Repairs to step street at 74th St. and Colonial Road in Bay Ridge have delighted tenants, though they must endure intrusion of heavy machinery.
It is the start of a major project to replace the unusual step street linking Ridge Blvd. and Colonial Road at 74th St., as well as repair the street’s sewers and water mains.
“Let’s face it, it has to be done,” said Blanca Ortiz of 115 74th St.
But that doesn’t mean she enjoys it. “I’m in bed this morning and the bed, along with the house, was shaking,” Ortiz said.
She quickly called Janet Richichi, community construction liaison from the city Department of Design and Construction.
“I told her that I hope our houses don’t develop cracks because of the pounding,” Ortiz said. “She told me that she’d consulted with the engineers and that they’re not supposed to pound beyond a certain degree so as to not cause any damage.

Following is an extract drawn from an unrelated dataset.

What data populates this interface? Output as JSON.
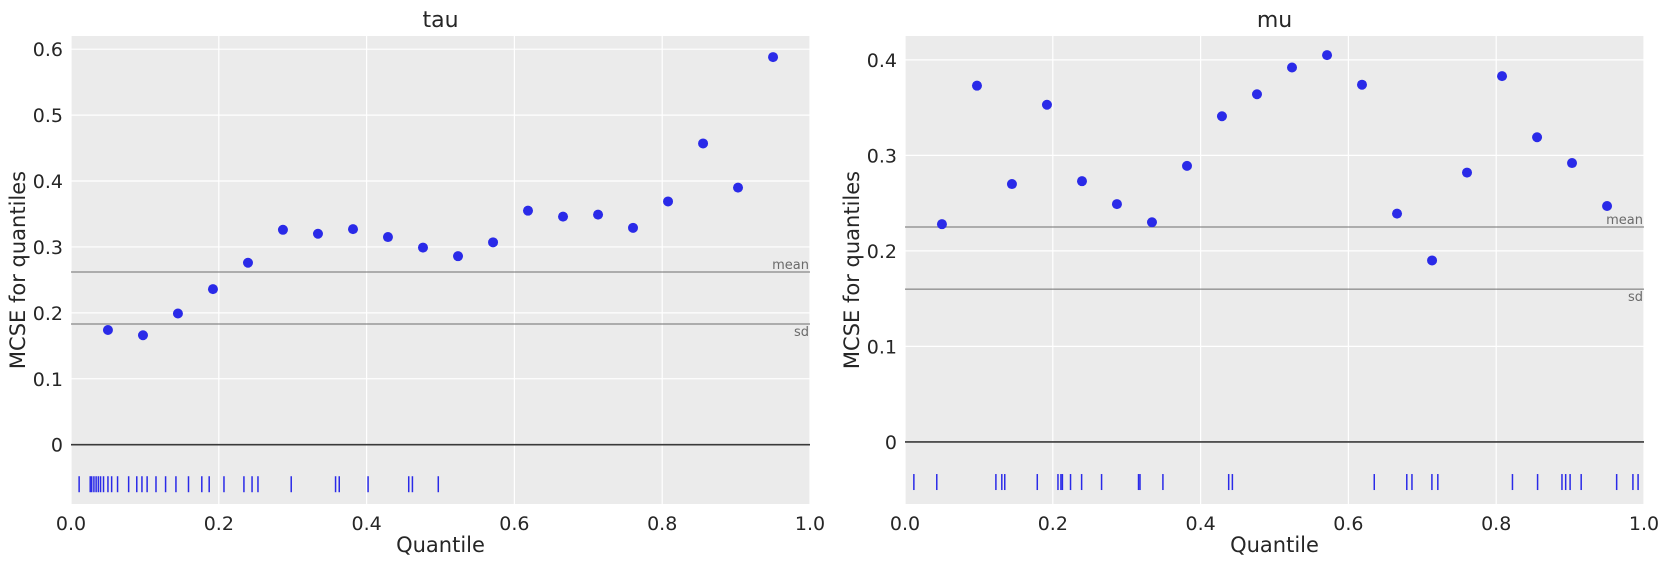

“It’s an inconvenience, and the noise, but it has to be done.”
The consolation for the neighborhood is that its unusual public steps finally will be repaired.
Assemblywoman Joan Millman (D-Bay Ridge) secured the $300,000 that Community Board 10 officials told her in 1997 it would cost to fix the steps.
“In my enthusiasm and my naiveté about how these things work, I thought it was going to happen, like, right away,” Millman said.
When city officials inspected the project, they found that the sewers and water mains needed total reconstruction along with the stairway. It took the intervening four years to get the $786,000 estimated cost for the project into the budget, with the city Department of Environmental Protection picking up the tab for the remainder of the project.
City Design and Construction Department Deputy Commissioner Matthew Monahan said the street above and below the steps would have 600 new feet of curb, three fire hydrants and five catch basins to draw off rainwater, along with the new steps, sewer and water main, when the project is completed in July.
The repairs were long overdue, said Steve Harrison, chairman of Community Board 10. “The steps are unsafe,” he said.
“That they are fixing them is something that makes us ecstatic.”
Step streets are more common in the Bronx, but Brooklyn, being part of Long Island, is flatter. Harrison believes only two such street steps exist in the borough, the set under reconstruction and another set on 76th St.
Marylou Notaro of 145 74th St., who has lived in the neighborhood for 15 years, praised the city workers doing the job but said she was concerned about what would happen to a community garden on either side of the steps.
“About 10 years ago, we turned an area that was a dumping ground into a beautiful garden, and people from all around the neighborhood came to admire the roses and the tulips and the daffodils,” Notaro said.
“I’m hopeful that after the construction is done, we can restore the garden to the beautiful garden that it once was.”